Well, I tried it today. Decent, but there are some growing pains they should address. Parked at Pike & Rose and walked to Old George, where the entrance is a bit below street level. I'm not sure who did the layout for their new spot, but you open the door smack into the queue that snakes to the right in a giant 'U' before depositing you at the cash register/order spot, which is directly opposite the door and possibly as much as six as six feet deeper inside the building. Place your order, pay just a whisper under $10.50 for a single sandwich, no sides, no drink, no nuthin' additional,) and then join the crowd of people standing just to the *left* of the door, waiting for their orders to be filled. 9/20s the action in this place --entry, ordering, and waiting-- takes place within a 6'x6' square.
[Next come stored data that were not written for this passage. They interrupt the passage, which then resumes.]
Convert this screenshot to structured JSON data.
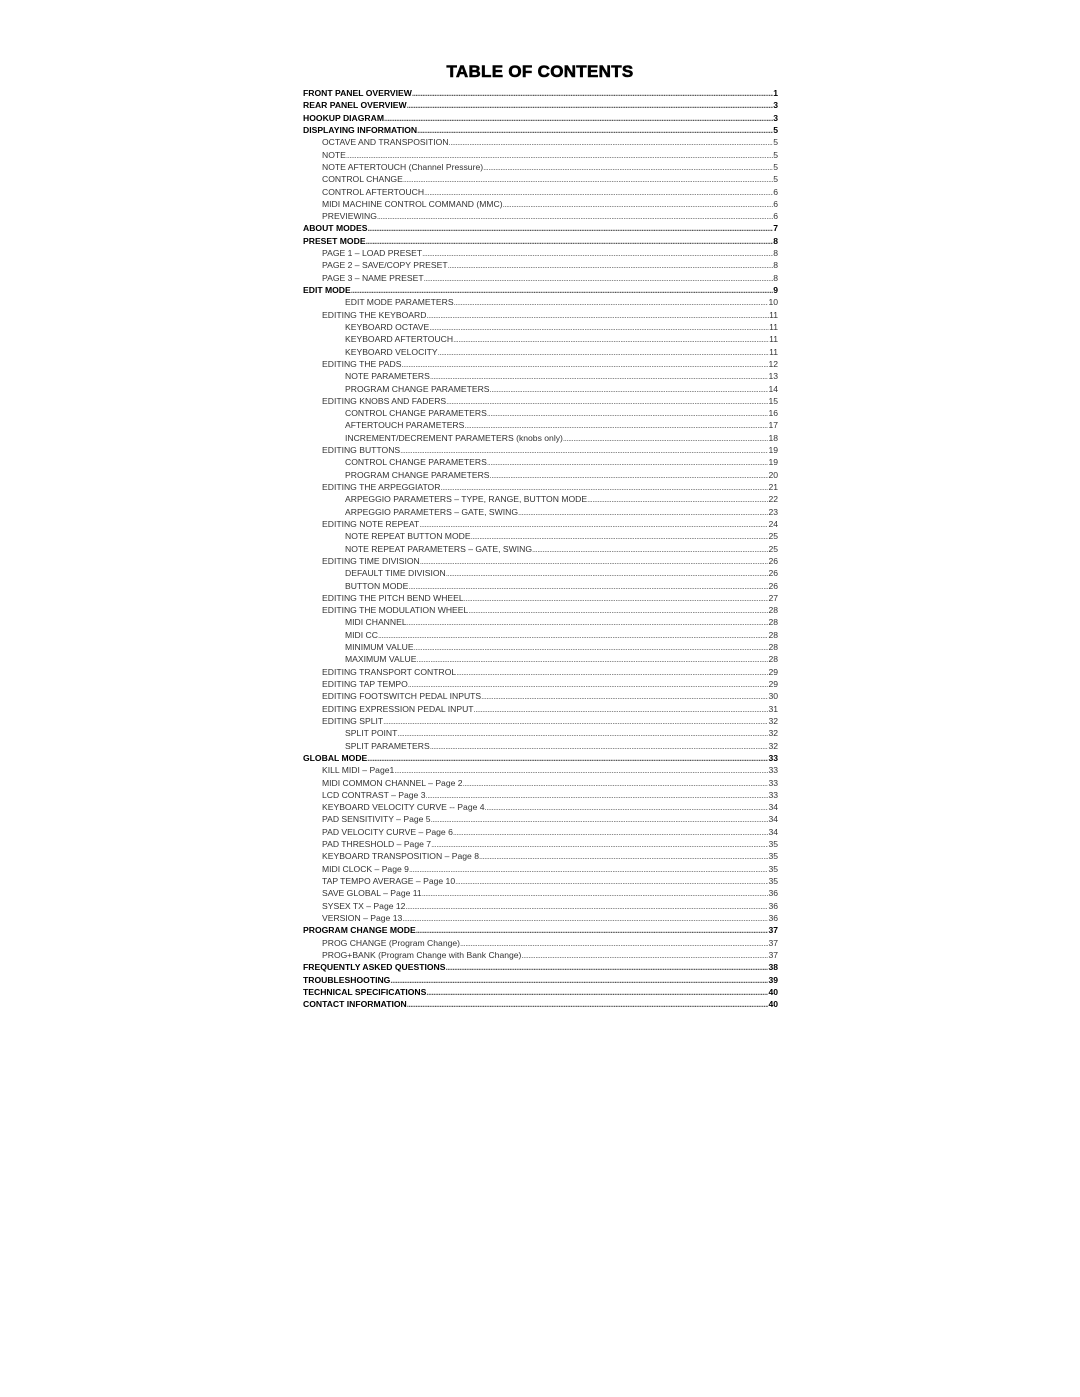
{
  "title": "TABLE OF CONTENTS",
  "entries": [
    {
      "label": "FRONT PANEL OVERVIEW",
      "page": "1",
      "level": 0
    },
    {
      "label": "REAR PANEL OVERVIEW",
      "page": "3",
      "level": 0
    },
    {
      "label": "HOOKUP DIAGRAM",
      "page": "3",
      "level": 0
    },
    {
      "label": "DISPLAYING INFORMATION",
      "page": "5",
      "level": 0
    },
    {
      "label": "OCTAVE AND TRANSPOSITION",
      "page": "5",
      "level": 1
    },
    {
      "label": "NOTE",
      "page": "5",
      "level": 1
    },
    {
      "label": "NOTE AFTERTOUCH (Channel Pressure)",
      "page": "5",
      "level": 1
    },
    {
      "label": "CONTROL CHANGE",
      "page": "5",
      "level": 1
    },
    {
      "label": "CONTROL AFTERTOUCH",
      "page": "6",
      "level": 1
    },
    {
      "label": "MIDI MACHINE CONTROL COMMAND (MMC)",
      "page": "6",
      "level": 1
    },
    {
      "label": "PREVIEWING",
      "page": "6",
      "level": 1
    },
    {
      "label": "ABOUT MODES",
      "page": "7",
      "level": 0
    },
    {
      "label": "PRESET MODE",
      "page": "8",
      "level": 0
    },
    {
      "label": "PAGE 1 – LOAD PRESET",
      "page": "8",
      "level": 1
    },
    {
      "label": "PAGE 2 – SAVE/COPY PRESET",
      "page": "8",
      "level": 1
    },
    {
      "label": "PAGE 3 – NAME PRESET",
      "page": "8",
      "level": 1
    },
    {
      "label": "EDIT MODE",
      "page": "9",
      "level": 0
    },
    {
      "label": "EDIT MODE PARAMETERS",
      "page": "10",
      "level": 2
    },
    {
      "label": "EDITING THE KEYBOARD",
      "page": "11",
      "level": 1
    },
    {
      "label": "KEYBOARD OCTAVE",
      "page": "11",
      "level": 2
    },
    {
      "label": "KEYBOARD AFTERTOUCH",
      "page": "11",
      "level": 2
    },
    {
      "label": "KEYBOARD VELOCITY",
      "page": "11",
      "level": 2
    },
    {
      "label": "EDITING THE PADS",
      "page": "12",
      "level": 1
    },
    {
      "label": "NOTE PARAMETERS",
      "page": "13",
      "level": 2
    },
    {
      "label": "PROGRAM CHANGE PARAMETERS",
      "page": "14",
      "level": 2
    },
    {
      "label": "EDITING KNOBS AND FADERS",
      "page": "15",
      "level": 1
    },
    {
      "label": "CONTROL CHANGE PARAMETERS",
      "page": "16",
      "level": 2
    },
    {
      "label": "AFTERTOUCH PARAMETERS",
      "page": "17",
      "level": 2
    },
    {
      "label": "INCREMENT/DECREMENT PARAMETERS (knobs only)",
      "page": "18",
      "level": 2
    },
    {
      "label": "EDITING BUTTONS",
      "page": "19",
      "level": 1
    },
    {
      "label": "CONTROL CHANGE PARAMETERS",
      "page": "19",
      "level": 2
    },
    {
      "label": "PROGRAM CHANGE PARAMETERS",
      "page": "20",
      "level": 2
    },
    {
      "label": "EDITING THE ARPEGGIATOR",
      "page": "21",
      "level": 1
    },
    {
      "label": "ARPEGGIO PARAMETERS – TYPE, RANGE, BUTTON MODE",
      "page": "22",
      "level": 2
    },
    {
      "label": "ARPEGGIO PARAMETERS – GATE, SWING",
      "page": "23",
      "level": 2
    },
    {
      "label": "EDITING NOTE REPEAT",
      "page": "24",
      "level": 1
    },
    {
      "label": "NOTE REPEAT BUTTON MODE",
      "page": "25",
      "level": 2
    },
    {
      "label": "NOTE REPEAT PARAMETERS – GATE, SWING",
      "page": "25",
      "level": 2
    },
    {
      "label": "EDITING TIME DIVISION",
      "page": "26",
      "level": 1
    },
    {
      "label": "DEFAULT TIME DIVISION",
      "page": "26",
      "level": 2
    },
    {
      "label": "BUTTON MODE",
      "page": "26",
      "level": 2
    },
    {
      "label": "EDITING THE PITCH BEND WHEEL",
      "page": "27",
      "level": 1
    },
    {
      "label": "EDITING THE MODULATION WHEEL",
      "page": "28",
      "level": 1
    },
    {
      "label": "MIDI CHANNEL",
      "page": "28",
      "level": 2
    },
    {
      "label": "MIDI CC",
      "page": "28",
      "level": 2
    },
    {
      "label": "MINIMUM VALUE",
      "page": "28",
      "level": 2
    },
    {
      "label": "MAXIMUM VALUE",
      "page": "28",
      "level": 2
    },
    {
      "label": "EDITING TRANSPORT CONTROL",
      "page": "29",
      "level": 1
    },
    {
      "label": "EDITING TAP TEMPO",
      "page": "29",
      "level": 1
    },
    {
      "label": "EDITING FOOTSWITCH PEDAL INPUTS",
      "page": "30",
      "level": 1
    },
    {
      "label": "EDITING EXPRESSION PEDAL INPUT",
      "page": "31",
      "level": 1
    },
    {
      "label": "EDITING SPLIT",
      "page": "32",
      "level": 1
    },
    {
      "label": "SPLIT POINT",
      "page": "32",
      "level": 2
    },
    {
      "label": "SPLIT PARAMETERS",
      "page": "32",
      "level": 2
    },
    {
      "label": "GLOBAL MODE",
      "page": "33",
      "level": 0
    },
    {
      "label": "KILL MIDI – Page1",
      "page": "33",
      "level": 1
    },
    {
      "label": "MIDI COMMON CHANNEL – Page 2",
      "page": "33",
      "level": 1
    },
    {
      "label": "LCD CONTRAST – Page 3",
      "page": "33",
      "level": 1
    },
    {
      "label": "KEYBOARD VELOCITY CURVE -- Page 4",
      "page": "34",
      "level": 1
    },
    {
      "label": "PAD SENSITIVITY – Page 5",
      "page": "34",
      "level": 1
    },
    {
      "label": "PAD VELOCITY CURVE – Page 6",
      "page": "34",
      "level": 1
    },
    {
      "label": "PAD THRESHOLD – Page 7",
      "page": "35",
      "level": 1
    },
    {
      "label": "KEYBOARD TRANSPOSITION – Page 8",
      "page": "35",
      "level": 1
    },
    {
      "label": "MIDI CLOCK – Page 9",
      "page": "35",
      "level": 1
    },
    {
      "label": "TAP TEMPO AVERAGE – Page 10",
      "page": "35",
      "level": 1
    },
    {
      "label": "SAVE GLOBAL – Page 11",
      "page": "36",
      "level": 1
    },
    {
      "label": "SYSEX TX – Page 12",
      "page": "36",
      "level": 1
    },
    {
      "label": "VERSION – Page 13",
      "page": "36",
      "level": 1
    },
    {
      "label": "PROGRAM CHANGE MODE",
      "page": "37",
      "level": 0
    },
    {
      "label": "PROG CHANGE (Program Change)",
      "page": "37",
      "level": 1
    },
    {
      "label": "PROG+BANK (Program Change with Bank Change)",
      "page": "37",
      "level": 1
    },
    {
      "label": "FREQUENTLY ASKED QUESTIONS",
      "page": "38",
      "level": 0
    },
    {
      "label": "TROUBLESHOOTING",
      "page": "39",
      "level": 0
    },
    {
      "label": "TECHNICAL SPECIFICATIONS",
      "page": "40",
      "level": 0
    },
    {
      "label": "CONTACT INFORMATION",
      "page": "40",
      "level": 0
    }
  ]
}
A single employee wanders among the waiting customers, bag in hand, "Are you 247? Are you 247?" seeking the owner of the food she carries.
The sandwich, (in my case a third-degree 'hot' w/Buffalo sauce,) is decent enough, although the bun barely survived the time needed to consume the affair. However, the prolonged time spent waiting for the order gave this customer ample opportunity to reflect on the $10.41 cost-benefit vs an easy-entrance Popeye's, 835' up the road, where you can get a pretty good spicy chicken sandwich with some hot sauce for $4.49.